FT on NAMA

Here is the FT view.

The Bacon NAMA report is here.

3 replies on “FT on NAMA”

Bacon report now here: http://www.ntma.ie/Publications/2009/NAMAsummary.pdf

“3. As regards their property loan portfolios the six guaranteed credit institutions face cumulative economic impairment on their land and development loan exposures and associated property investment loans of around €XBn [Figure deleted. Market sensitive]”

So the Government have an estimate of the value of the banks’ loan impairments but they are not telling us what it is because it is ‘market sensitive’? Presumably if the impairment figure was not *too* bad they would be broadcasting it from the roof tops? One could only conclude that the figure is worse than generally supposed within the market and that additional private equity capital is still going to stay the hell away from Irish banks.

Correct link for NAMA summary is http://ntma.ie/Publications/2009/NAMAsummary.pdf

Is this not essentially a loan of the difference between the value of the resources the bank needs and the value of the resources the bank actually has?
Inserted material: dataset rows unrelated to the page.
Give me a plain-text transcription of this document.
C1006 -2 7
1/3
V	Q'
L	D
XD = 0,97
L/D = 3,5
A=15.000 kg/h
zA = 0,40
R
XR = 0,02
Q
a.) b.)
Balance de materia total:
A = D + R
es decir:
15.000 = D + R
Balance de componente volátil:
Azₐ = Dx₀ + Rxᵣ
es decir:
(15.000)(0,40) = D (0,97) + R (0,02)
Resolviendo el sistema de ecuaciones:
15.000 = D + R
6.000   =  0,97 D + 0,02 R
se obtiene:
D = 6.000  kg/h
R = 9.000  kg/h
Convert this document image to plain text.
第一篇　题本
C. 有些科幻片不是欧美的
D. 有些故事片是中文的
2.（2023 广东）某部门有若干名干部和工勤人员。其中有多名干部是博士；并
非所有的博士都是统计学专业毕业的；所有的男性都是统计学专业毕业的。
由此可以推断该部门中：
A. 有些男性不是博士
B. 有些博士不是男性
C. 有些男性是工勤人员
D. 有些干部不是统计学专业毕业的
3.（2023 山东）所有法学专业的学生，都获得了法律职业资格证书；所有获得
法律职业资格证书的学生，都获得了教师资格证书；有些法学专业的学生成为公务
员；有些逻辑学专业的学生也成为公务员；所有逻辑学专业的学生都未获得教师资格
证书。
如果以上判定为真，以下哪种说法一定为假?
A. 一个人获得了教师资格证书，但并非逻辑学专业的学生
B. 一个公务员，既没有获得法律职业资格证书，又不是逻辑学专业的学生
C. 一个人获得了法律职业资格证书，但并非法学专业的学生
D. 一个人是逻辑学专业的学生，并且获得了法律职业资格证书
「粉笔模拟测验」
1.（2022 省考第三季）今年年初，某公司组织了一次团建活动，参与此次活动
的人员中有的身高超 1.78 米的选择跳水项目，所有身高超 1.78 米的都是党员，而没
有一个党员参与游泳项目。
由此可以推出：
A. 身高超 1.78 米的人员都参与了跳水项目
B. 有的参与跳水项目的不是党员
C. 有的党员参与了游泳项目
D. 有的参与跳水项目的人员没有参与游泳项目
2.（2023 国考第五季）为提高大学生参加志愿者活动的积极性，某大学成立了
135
With an indeterminate term and an indeterminate interest rate? And is this not what is known as an offer that cannot be refused?

Are these terms not more like something you would see in a mob movie rather than in a modern commercial marketplace? Is this really better than nationalization? And to state the obvious, Irish banks need credit like an AA meeting needs a Guinness rep.

I can’t see how international institutions could have confidence in or advance funds to a bank that has got itself into this sort of situation. All commercial lines of credit are going to become very tight once the guarantee expires.

Bacon makes a fundamental (and in my view, wrong) assumption – that the Irish banking industry can go back to the way things were, that the banks will go back to making chunky profits, and a reasonable levy can pay for the clean-up of the great crisis of 2008.

There is a high probability that this won’t work.

There are fundamental changes happening in the European and international banking market, quite aside from the current turmoil. For example SEPA, which effectively abolishes local clearing and the need to have a bank account in every country where you do business; electronic money systems which reduce the need for paper and metal cash; the development of networks of financial advisors who can play the ‘soft’ role of the high-street bank; the development of a European-level regulatory regime (the Commission seems to be making it clear that it is not planning on a US-style country-by-country regime).

There is a high probability that before 2014, the structure of the international banking industry will be completely different. It may also turn out to be a far less profitable business, with greater competition and lower margins.

With all this going on, I wonder whether these banks will ever be in any position to actually pay the levy? Will the equity actually be worth anything significant at all? Bacon’s scheme requires the answer to both these questions to be ‘yes’. In reality, the answer to both questions is likely to be ‘no’.

Indeed, the levy is likely to deter parties who might take over the Irish banks if they didn’t have this hanging overhead. We will eventually have to call in consultants to explain to us how to dismantle our dodgy NAMA loan scheme, in order to facilitate a sale of the shells of the banks.

It will be significantly legally harder to dismantle the levy to allow a sale than it would be to sell a nationalize a bank (because you would have to remove the levy from all banks at the same time, not just the one that is being sold.)